With starving children as the controlling idea of the plot, there is no relief for the reader from the overwhelming sadness in the lives of these children. As details of Tette’s life emerge, the novel resembles an opera far more than classic noir. Some of the subplots further increase the dark sentimentality by illustrating the lives of the elite (including the clergy) and the contrasts they offer to the lives of the children. Livia Vezzi, the wealthy widow of the world’s greatest tenor, is angling for the romantic attentions of Ricciardi, and she is now planning an elaborate party for her friend Edda Mussolini Ciano, newly married daughter of Il Duce. Her elegant lifestyle, like that of the rest of the aristocracy, combines with her lack of interest in the lower classes to emphasize the gap between the rich and poor.
The connivance of some of the clergy with the fascists, and the clergy’s blatant use of the curia to warn off investigators who might uncover some unsavory misdeeds also become issues. Even Ricciardi, in private life a baron with a large estate, does little in the way of action to help improve the lot of the poor, despite his stated empathy and the fact that Tette’s little dog, an obvious symbol, follows Ricciardi everywhere. The author provides additional insights into the personal life of Tette through a series of ten flashbacks leading up to his death, a technique which further conveys the horrors the child has lived through from his point of view.

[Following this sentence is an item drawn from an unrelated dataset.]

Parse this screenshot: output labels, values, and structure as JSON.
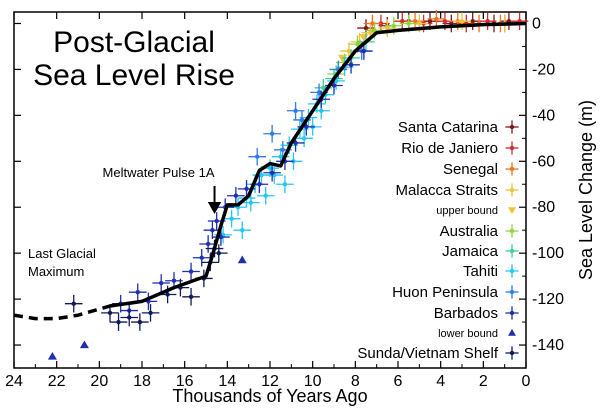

Maurizio de Giovanni, a young writer whose descriptive talents develop more fully in this novel, with its memorable details about the coldness of winter’s approach and its psychological effects on the inhabitants, matches the moods of his novels to the seasons in which they take place. This novel, taking place in autumn, emphasizes change and the death of summer’s bounty, leading to the coldness of winter, a symbol which readers of this final novel of the tetralogy will not be able to ignore: The devastating conclusion comes like a blast of Arctic air, and it is virtually guaranteed to shock long-time fans of the first three novels.